Jetzt hat die Darpa eine Ausschreibung vorgestellt, um verdächtiges Verhalten von Insidern in Kommunikationsdaten feststellen zu können. Gesucht wird eine Anomaly Detection at Multiple Scales (ADAMS), um die Spuren zu einer Tat, die man post festum feststellt, schon präventiv erkennen zu können. Das Problem dabei sei, dass man große Datenmengen habe und nicht wisse, nach was man in ihnen suchen soll, zudem sei unklar, was verdächtiges Verhalten ist. Das Problem also soll nun gelöst werden, indem man eine Technik entwickelt, die Anomalien entdeckt – und damit erst einmal Normalität konstituieren muss.

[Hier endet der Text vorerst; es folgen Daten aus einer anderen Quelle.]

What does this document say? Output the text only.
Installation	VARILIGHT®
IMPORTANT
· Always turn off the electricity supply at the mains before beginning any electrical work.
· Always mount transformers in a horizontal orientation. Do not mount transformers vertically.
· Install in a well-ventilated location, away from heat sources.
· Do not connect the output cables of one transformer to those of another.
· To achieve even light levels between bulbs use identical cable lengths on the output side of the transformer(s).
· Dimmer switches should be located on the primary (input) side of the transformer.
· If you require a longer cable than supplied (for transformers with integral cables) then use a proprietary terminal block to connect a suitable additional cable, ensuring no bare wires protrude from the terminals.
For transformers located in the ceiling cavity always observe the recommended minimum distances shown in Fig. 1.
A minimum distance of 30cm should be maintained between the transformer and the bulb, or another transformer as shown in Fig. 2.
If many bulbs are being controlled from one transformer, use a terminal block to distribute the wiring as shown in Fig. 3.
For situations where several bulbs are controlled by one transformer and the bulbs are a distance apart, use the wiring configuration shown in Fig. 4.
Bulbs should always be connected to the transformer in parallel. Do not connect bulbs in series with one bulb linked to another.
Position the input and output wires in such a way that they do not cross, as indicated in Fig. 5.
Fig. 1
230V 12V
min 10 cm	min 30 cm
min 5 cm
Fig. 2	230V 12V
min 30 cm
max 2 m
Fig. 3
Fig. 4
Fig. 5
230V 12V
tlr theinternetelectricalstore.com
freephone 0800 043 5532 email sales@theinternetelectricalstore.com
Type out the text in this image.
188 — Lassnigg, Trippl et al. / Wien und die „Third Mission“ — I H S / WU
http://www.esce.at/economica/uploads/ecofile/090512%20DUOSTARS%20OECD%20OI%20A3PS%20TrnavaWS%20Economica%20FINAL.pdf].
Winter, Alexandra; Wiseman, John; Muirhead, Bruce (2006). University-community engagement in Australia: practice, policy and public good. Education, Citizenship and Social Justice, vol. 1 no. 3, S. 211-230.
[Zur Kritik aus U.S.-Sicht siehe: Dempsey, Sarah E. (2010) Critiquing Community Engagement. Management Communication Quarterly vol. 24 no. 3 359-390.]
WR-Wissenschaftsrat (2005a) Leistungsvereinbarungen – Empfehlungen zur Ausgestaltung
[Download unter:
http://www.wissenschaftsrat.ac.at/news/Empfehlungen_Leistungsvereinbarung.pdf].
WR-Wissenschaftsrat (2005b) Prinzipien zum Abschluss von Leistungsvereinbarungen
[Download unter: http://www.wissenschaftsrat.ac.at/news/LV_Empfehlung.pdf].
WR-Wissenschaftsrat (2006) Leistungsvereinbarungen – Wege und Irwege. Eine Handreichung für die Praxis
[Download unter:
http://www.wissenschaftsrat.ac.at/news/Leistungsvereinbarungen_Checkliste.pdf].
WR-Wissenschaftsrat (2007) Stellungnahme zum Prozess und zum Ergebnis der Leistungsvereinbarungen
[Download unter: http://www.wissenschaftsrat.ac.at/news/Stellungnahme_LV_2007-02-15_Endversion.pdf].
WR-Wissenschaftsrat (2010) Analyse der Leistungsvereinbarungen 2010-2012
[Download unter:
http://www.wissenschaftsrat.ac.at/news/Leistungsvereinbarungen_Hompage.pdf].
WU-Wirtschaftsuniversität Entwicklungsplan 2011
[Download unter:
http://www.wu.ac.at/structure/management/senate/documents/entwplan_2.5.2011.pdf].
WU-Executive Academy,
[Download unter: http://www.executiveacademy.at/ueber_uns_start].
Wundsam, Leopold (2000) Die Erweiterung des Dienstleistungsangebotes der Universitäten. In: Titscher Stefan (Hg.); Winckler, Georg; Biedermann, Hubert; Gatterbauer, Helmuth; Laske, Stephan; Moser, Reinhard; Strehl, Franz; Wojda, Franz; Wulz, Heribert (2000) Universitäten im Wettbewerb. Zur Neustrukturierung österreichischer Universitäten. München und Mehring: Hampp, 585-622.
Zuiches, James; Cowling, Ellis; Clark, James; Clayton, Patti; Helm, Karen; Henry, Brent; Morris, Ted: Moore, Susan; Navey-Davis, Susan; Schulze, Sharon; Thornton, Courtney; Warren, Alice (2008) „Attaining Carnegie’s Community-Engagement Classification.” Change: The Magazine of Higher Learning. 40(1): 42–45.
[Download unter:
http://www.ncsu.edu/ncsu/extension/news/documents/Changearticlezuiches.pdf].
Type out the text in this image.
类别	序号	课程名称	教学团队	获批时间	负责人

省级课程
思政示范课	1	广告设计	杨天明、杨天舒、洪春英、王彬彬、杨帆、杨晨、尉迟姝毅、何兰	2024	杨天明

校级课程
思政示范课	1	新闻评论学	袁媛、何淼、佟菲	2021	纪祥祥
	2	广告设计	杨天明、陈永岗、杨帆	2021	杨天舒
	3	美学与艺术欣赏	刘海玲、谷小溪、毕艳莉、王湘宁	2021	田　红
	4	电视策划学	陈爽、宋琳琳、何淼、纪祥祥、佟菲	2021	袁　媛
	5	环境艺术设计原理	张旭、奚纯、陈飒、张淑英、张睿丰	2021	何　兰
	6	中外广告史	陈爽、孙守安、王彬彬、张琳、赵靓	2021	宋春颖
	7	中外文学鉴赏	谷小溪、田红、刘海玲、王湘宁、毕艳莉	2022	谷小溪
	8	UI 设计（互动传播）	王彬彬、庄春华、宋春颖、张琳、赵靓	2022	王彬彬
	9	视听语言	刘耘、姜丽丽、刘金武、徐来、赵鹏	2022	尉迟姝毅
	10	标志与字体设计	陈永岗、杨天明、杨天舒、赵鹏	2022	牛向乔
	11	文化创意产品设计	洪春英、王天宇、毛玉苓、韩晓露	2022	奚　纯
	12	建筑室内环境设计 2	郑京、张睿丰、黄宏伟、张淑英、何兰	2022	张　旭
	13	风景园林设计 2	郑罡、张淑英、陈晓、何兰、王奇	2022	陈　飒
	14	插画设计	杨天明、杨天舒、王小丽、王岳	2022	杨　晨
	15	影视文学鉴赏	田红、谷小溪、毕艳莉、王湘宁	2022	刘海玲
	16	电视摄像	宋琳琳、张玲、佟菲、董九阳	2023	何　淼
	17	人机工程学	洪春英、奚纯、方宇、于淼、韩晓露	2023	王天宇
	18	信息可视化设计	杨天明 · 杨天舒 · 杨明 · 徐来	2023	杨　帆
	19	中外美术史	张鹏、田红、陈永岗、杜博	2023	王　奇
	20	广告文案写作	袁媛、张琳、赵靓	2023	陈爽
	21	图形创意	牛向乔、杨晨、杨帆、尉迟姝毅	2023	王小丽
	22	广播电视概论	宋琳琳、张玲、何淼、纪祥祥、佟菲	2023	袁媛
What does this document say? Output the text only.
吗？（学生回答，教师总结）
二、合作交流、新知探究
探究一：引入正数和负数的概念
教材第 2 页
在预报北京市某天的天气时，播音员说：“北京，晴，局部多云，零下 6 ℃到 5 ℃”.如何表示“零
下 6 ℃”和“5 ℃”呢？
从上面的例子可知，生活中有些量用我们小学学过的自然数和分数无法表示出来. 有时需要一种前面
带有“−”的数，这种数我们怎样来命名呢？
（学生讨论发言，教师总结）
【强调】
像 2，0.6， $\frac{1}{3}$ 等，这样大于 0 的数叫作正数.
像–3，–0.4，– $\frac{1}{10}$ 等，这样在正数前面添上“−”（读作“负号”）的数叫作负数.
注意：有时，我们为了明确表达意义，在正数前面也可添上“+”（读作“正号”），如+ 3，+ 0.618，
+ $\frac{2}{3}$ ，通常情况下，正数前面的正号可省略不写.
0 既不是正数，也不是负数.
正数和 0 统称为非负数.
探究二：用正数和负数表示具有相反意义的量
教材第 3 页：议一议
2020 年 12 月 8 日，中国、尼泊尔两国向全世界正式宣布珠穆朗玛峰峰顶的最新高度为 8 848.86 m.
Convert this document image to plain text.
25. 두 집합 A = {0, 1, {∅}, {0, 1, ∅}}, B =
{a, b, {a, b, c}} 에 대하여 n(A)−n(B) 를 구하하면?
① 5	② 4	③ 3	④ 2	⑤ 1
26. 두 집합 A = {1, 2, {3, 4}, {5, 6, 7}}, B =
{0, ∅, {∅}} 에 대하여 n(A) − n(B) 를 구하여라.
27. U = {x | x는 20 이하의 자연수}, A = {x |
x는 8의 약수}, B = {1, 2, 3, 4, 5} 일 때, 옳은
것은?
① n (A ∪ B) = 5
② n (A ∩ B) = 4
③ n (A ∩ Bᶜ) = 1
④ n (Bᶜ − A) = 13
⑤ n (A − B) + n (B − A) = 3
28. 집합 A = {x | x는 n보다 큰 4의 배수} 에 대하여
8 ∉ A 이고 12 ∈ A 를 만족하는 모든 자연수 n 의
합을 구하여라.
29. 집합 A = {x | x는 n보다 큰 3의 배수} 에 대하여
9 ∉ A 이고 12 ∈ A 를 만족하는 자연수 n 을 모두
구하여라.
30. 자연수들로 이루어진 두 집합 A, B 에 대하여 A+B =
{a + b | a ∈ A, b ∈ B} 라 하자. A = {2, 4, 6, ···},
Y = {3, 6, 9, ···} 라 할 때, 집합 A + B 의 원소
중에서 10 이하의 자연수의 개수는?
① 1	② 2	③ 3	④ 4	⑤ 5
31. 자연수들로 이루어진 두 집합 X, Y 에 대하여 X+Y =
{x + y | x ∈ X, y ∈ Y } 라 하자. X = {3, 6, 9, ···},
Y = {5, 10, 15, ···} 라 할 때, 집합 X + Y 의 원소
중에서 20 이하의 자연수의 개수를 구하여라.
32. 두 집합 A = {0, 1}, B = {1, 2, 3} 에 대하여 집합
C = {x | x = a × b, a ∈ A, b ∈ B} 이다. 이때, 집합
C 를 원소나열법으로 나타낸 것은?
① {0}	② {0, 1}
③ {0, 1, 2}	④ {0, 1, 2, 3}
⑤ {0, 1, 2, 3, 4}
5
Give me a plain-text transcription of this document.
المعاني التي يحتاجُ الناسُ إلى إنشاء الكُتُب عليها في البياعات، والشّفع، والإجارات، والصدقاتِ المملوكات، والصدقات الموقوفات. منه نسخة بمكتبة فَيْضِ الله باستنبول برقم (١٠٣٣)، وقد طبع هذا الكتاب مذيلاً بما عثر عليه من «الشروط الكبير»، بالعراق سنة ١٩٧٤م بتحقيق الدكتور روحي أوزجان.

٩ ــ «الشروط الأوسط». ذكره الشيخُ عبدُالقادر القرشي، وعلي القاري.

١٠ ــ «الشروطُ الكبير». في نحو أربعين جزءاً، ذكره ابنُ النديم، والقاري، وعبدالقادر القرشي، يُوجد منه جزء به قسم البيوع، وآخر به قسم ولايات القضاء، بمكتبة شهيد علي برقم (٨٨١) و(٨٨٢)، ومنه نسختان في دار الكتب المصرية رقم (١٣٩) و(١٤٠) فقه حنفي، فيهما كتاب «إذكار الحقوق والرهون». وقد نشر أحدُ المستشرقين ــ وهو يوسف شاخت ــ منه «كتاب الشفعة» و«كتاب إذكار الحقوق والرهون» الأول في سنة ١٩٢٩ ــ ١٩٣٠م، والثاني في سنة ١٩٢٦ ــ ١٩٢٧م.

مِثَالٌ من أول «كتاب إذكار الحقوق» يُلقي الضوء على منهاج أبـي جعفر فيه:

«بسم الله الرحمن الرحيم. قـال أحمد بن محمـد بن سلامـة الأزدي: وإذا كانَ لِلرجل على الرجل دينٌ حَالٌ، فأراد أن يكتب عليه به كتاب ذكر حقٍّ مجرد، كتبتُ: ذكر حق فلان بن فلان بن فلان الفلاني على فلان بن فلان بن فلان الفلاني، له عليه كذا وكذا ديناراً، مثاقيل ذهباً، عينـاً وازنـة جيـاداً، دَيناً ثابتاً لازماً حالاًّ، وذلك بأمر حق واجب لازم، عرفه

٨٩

Wie üblich ist man bei der Darpa auch ziemlich anspruchsvoll. Es sollen nicht die bösen Außenseiter erkannt werden, sondern diejenigen Personen, denen man in einer sicheren Umgebung wie einem Stützpunkt Vertrauen entgegenbringt und die "Zugang zu wichtigen Informationen, Quellen und Informationssystemen" haben: "Der Fokus liegt auf böswilligen Insidern, die als "good gusy" begonnen haben." Unschwer wird man aus diesen Beschreibungen erkennen, dass man weniger den künftigen Amokläufer entdecken will, sondern vor allem die Whistleblower. Angeregt worden ist die Darpa sicher durch Wikileaks, um durch Früherkennung Sicherheitslöcher zu schließen, bevor Daten weitergegeben werden können. Aber explizit spricht man lieber von Nidal Malil Hasan, der seine Neigung zum Extremismus durch Postings im Internet und Emails vor der Tat deutlich gemacht habe, was man danach auf seinem Computer und seinen Email-Accounts habe erkennen können.

Darpa macht deutlich, dass schon die Überwachung aller Mitarbeiter in Fort Hood riesige Datenberge hervorbringen würde. Würde man jeden der 65.000 Mitarbeiter als Knoten und die Kommunikation zwischen ihnen als Verbindungen darstellen, dann würde jährlich ein Graph entstehen, der etwa 4.680.000.000 Verbindungen zwischen 14.950.000 Knoten bestünde: "Es gibt gegenwärtig", so heißt es von der Darpa, "noch keine etablierten Techniken, um Anomalien in Datenmengen dieser Größe mit akzeptablen falsch positiven Ergebnissen zu entdecken."

Bei aller gewünschten "Aufklärung" spielt dabei Datenschutz selbstverständlich keine Rolle, obgleich mit der Überwachung eben auch die Kommunikation mit vielen Menschen ins Visier gerät, die mit dem Pentagon nichts zu tun haben. Während hier lückenlose Transparenz begehrt wird, sollen paradoxerweise nach außen, siehe Wikileaks, die Mauern ebenso lückenlos dicht sein.